Department of Health Sciences, University of Leicester, Leicester, UK.
Int J Epidemiol. 2011 Dec;40(6):1629-42. doi: 10.1093/ije/dyr149.
In a recent paper by Homer et al. (Resolving individuals contributing trace amounts of DNA to highly complex mixtures using high-density SNP genotyping microarrays. PLoS Genet 2008;4:e1000167), a method for detecting whether a given individual is a contributor to a particular genomic mixture was proposed.
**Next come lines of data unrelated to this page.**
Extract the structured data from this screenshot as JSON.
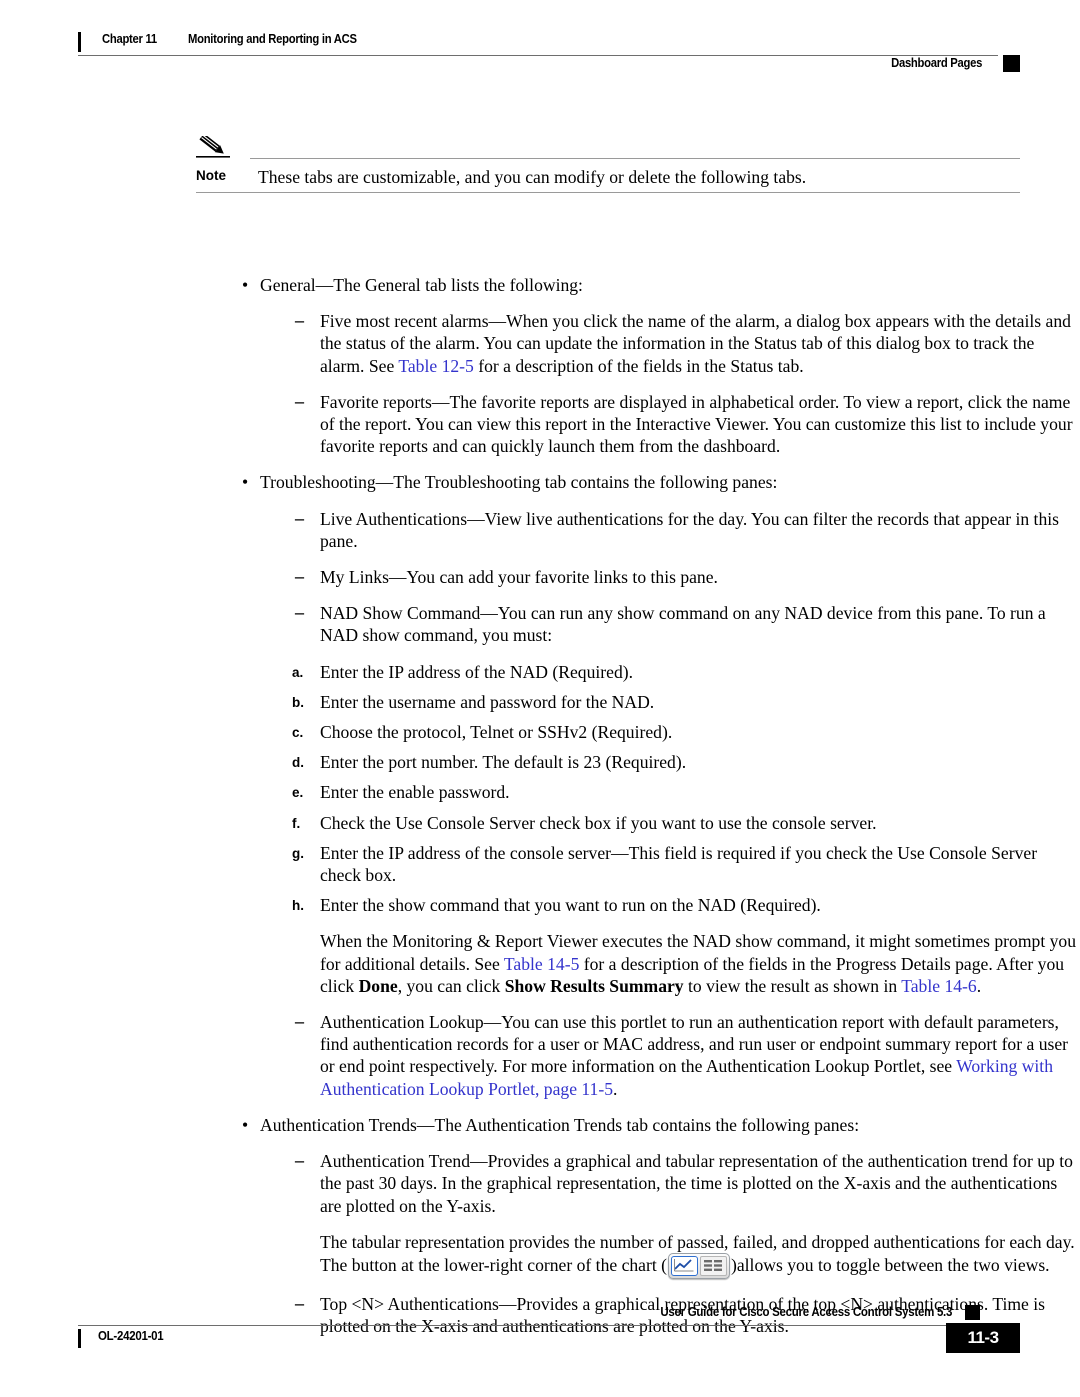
{
  "header": {
    "chapter": "Chapter 11",
    "chapter_title": "Monitoring and Reporting in ACS",
    "section": "Dashboard Pages"
  },
  "note": {
    "label": "Note",
    "text": "These tabs are customizable, and you can modify or delete the following tabs."
  },
  "body": {
    "general_bullet": "General—The General tab lists the following:",
    "alarms_item_a": "Five most recent alarms—When you click the name of the alarm, a dialog box appears with the details and the status of the alarm. You can update the information in the Status tab of this dialog box to track the alarm. See ",
    "alarms_link": "Table 12-5",
    "alarms_item_b": " for a description of the fields in the Status tab.",
    "favorite_reports": "Favorite reports—The favorite reports are displayed in alphabetical order. To view a report, click the name of the report. You can view this report in the Interactive Viewer. You can customize this list to include your favorite reports and can quickly launch them from the dashboard.",
    "troubleshooting_bullet": "Troubleshooting—The Troubleshooting tab contains the following panes:",
    "live_auth": "Live Authentications—View live authentications for the day. You can filter the records that appear in this pane.",
    "my_links": "My Links—You can add your favorite links to this pane.",
    "nad_show": "NAD Show Command—You can run any show command on any NAD device from this pane. To run a NAD show command, you must:",
    "steps": [
      {
        "letter": "a.",
        "text": "Enter the IP address of the NAD (Required)."
      },
      {
        "letter": "b.",
        "text": "Enter the username and password for the NAD."
      },
      {
        "letter": "c.",
        "text": "Choose the protocol, Telnet or SSHv2 (Required)."
      },
      {
        "letter": "d.",
        "text": "Enter the port number. The default is 23 (Required)."
      },
      {
        "letter": "e.",
        "text": "Enter the enable password."
      },
      {
        "letter": "f.",
        "text": "Check the Use Console Server check box if you want to use the console server."
      },
      {
        "letter": "g.",
        "text": "Enter the IP address of the console server—This field is required if you check the Use Console Server check box."
      },
      {
        "letter": "h.",
        "text": "Enter the show command that you want to run on the NAD (Required)."
      }
    ],
    "progress_para_a": "When the Monitoring & Report Viewer executes the NAD show command, it might sometimes prompt you for additional details. See ",
    "progress_link_1": "Table 14-5",
    "progress_para_b": " for a description of the fields in the Progress Details page. After you click ",
    "progress_bold_1": "Done",
    "progress_para_c": ", you can click ",
    "progress_bold_2": "Show Results Summary",
    "progress_para_d": " to view the result as shown in ",
    "progress_link_2": "Table 14-6",
    "progress_para_e": ".",
    "auth_lookup_a": "Authentication Lookup—You can use this portlet to run an authentication report with default parameters, find authentication records for a user or MAC address, and run user or endpoint summary report for a user or end point respectively. For more information on the Authentication Lookup Portlet, see ",
    "auth_lookup_link": "Working with Authentication Lookup Portlet, page 11-5",
    "auth_lookup_b": ".",
    "auth_trends_bullet": "Authentication Trends—The Authentication Trends tab contains the following panes:",
    "auth_trend_item": "Authentication Trend—Provides a graphical and tabular representation of the authentication trend for up to the past 30 days. In the graphical representation, the time is plotted on the X-axis and the authentications are plotted on the Y-axis.",
    "tabular_para_a": "The tabular representation provides the number of passed, failed, and dropped authentications for each day. The button at the lower-right corner of the chart (",
    "tabular_para_b": ")allows you to toggle between the two views.",
    "top_n": "Top <N> Authentications—Provides a graphical representation of the top <N> authentications. Time is plotted on the X-axis and authentications are plotted on the Y-axis.",
    "bullet_glyph": "•",
    "dash_glyph": "–"
  },
  "footer": {
    "guide": "User Guide for Cisco Secure Access Control System 5.3",
    "doc_id": "OL-24201-01",
    "page": "11-3"
  },
  "colors": {
    "link": "#3333cc",
    "rule": "#6e6e6e",
    "note_rule": "#9a9a9a"
  }
}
This prompted grave concern about the public dissemination of aggregate statistics from genome-wide association studies. It is of clear scientific importance that such data be shared widely, but the confidentiality of study participants must not be compromised. The issue of what summary genomic data can safely be posted on the web is only addressed satisfactorily when the theoretical underpinnings of the proposed method are clarified and its performance evaluated in terms of dependence on underlying assumptions.
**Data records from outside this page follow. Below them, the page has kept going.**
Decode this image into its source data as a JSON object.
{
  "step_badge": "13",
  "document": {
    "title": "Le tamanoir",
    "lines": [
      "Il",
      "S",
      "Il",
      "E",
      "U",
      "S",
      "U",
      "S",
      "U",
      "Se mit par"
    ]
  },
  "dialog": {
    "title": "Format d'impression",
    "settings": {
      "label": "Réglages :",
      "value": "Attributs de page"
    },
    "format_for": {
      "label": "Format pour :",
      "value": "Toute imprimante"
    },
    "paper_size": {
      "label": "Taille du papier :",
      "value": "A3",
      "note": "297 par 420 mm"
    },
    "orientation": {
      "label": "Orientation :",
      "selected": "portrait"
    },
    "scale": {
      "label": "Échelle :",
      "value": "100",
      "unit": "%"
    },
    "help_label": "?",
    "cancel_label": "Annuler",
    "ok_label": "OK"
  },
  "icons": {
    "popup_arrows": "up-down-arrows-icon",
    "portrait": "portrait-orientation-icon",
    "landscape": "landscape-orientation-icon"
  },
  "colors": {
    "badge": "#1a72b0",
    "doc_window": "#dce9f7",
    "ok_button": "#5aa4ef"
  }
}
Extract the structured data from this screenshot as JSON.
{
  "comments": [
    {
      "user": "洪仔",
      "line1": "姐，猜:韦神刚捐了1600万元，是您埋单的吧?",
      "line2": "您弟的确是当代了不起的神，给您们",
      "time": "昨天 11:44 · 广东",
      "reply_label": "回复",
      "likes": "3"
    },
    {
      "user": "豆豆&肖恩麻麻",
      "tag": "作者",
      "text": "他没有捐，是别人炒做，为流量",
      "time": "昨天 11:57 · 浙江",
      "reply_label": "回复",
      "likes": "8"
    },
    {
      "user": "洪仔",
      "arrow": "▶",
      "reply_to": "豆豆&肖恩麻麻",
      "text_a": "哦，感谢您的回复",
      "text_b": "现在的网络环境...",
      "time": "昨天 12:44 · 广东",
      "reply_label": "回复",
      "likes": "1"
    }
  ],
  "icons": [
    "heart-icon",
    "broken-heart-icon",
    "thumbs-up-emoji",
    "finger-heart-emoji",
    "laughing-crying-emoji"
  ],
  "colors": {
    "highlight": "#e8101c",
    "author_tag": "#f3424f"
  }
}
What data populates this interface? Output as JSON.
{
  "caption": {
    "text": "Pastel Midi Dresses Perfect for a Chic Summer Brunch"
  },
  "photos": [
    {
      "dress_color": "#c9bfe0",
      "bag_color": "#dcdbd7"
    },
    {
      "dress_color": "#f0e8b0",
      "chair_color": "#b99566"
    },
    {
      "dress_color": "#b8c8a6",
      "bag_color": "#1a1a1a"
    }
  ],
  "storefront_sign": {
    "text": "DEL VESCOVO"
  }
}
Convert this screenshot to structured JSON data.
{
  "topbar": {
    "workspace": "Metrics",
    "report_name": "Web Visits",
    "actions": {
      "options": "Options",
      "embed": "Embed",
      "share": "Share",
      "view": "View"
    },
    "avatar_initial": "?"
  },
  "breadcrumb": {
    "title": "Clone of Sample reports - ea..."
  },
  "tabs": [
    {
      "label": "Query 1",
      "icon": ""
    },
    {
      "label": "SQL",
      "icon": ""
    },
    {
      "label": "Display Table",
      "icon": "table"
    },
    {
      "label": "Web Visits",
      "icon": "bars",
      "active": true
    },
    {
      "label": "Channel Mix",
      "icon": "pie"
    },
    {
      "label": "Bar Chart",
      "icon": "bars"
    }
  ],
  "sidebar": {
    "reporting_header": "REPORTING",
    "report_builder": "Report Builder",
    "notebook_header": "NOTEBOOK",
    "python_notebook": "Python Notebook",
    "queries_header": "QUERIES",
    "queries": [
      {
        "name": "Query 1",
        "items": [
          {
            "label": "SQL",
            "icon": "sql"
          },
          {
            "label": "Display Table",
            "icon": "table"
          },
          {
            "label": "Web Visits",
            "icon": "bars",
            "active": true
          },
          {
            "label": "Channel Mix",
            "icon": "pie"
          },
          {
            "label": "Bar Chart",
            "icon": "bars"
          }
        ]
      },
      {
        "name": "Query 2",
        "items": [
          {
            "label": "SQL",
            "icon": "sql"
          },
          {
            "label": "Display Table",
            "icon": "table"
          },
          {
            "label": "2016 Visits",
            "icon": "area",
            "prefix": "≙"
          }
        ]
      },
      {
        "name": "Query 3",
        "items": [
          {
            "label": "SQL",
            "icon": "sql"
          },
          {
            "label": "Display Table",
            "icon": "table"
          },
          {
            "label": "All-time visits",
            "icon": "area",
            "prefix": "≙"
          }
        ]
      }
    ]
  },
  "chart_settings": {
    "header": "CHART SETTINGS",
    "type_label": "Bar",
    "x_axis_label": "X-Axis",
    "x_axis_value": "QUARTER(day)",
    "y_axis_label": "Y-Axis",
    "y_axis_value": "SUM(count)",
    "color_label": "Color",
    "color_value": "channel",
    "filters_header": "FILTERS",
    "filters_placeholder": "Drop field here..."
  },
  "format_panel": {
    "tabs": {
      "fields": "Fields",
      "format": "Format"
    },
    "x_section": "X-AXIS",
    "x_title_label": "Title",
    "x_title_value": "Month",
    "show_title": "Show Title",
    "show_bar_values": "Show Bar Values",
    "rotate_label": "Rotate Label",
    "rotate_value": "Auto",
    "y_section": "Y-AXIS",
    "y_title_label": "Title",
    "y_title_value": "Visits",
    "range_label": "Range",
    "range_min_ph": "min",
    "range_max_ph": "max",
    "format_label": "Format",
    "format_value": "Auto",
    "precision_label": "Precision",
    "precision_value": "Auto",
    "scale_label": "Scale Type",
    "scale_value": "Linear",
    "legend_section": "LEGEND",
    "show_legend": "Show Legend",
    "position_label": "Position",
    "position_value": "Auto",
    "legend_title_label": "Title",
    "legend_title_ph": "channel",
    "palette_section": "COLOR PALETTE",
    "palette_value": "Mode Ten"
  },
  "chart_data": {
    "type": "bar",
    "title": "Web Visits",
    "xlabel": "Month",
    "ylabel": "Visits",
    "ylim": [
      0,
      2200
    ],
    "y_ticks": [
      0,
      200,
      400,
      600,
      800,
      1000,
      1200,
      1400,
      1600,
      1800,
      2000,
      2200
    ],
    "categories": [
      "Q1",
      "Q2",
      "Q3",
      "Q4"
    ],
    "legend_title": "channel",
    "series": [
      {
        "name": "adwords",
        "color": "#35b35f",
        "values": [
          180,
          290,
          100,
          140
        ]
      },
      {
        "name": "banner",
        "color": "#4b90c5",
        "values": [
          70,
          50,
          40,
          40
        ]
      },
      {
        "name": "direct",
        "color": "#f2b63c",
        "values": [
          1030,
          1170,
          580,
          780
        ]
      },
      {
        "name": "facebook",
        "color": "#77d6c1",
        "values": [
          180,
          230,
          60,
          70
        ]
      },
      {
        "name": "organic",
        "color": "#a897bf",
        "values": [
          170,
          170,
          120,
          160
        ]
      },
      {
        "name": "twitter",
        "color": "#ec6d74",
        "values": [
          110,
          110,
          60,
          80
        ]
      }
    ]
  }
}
The original method raised a number of concerns and several alternatives have since been proposed, including a simple linear regression approach. In our proposed generalized estimating equation approach, we maintain the simplicity of the linear regression model but obtain inferences that are more robust to approximation of the variance/covariance structure and can accommodate linkage disequilibrium.
We affirm that, in principle, it is possible to determine that a 'candidate' individual has participated in a study, given a subset of aggregate statistics from that study. However, the methods depend critically on a number of key factors including: the ancestry of participants in the study; the absolute and relative numbers of cases and controls; and the number of single nucleotide polymorphisms.
Simple guidelines for publication that are based on a single criterion are therefore unlikely to suffice. In particular, 'directed' summary statistics should not be posted openly on the web but could be protected by an internet-based access check as proposed by the P3G_Consortium et al. (Public access to genome-wide data: five views on balancing research with privacy and protection. PLoS Genet 2009;5:e1000665).
在 Homer 等人最近的一篇论文中(使用高密度 SNP 基因分型微阵列解决痕量 DNA 对高度复杂混合物的个体贡献问题。PLoS Genet 2008;4:e1000167),提出了一种检测特定个体是否为特定基因组混合物贡献者的方法。这引发了人们对全基因组关联研究汇总统计数据公开传播的严重关注。显然,这些数据需要广泛共享,但研究参与者的机密性不得受到损害。只有当提出的方法的理论基础得到澄清,并根据其对基本假设的依赖性来评估其性能时,才能满意地解决可安全发布到网络上的摘要基因组数据的问题。
原始方法引起了一些关注,此后提出了几种替代方法,包括简单的线性回归方法。在我们提出的广义估计方程方法中,我们保持线性回归模型的简单性,但获得的推断结果更能抵抗方差/协方差结构的近似,并且可以适应连锁不平衡。
我们确认,原则上,给定研究的汇总统计数据的一个子集,就有可能确定一个“候选”个体是否参与了该研究。然而,这些方法严重依赖于一些关键因素,包括:研究参与者的祖源;病例和对照的绝对和相对数量;以及单核苷酸多态性的数量。
因此,基于单一标准的简单发布指南不太可能足够。特别是,“定向”汇总统计数据不应公开发布到网络上,但可以通过基于互联网的访问检查来保护,正如 P3G_Consortium 等人所提出的(Public access to genome-wide data: five views on balancing research with privacy and protection. PLoS Genet 2009;5:e1000665)。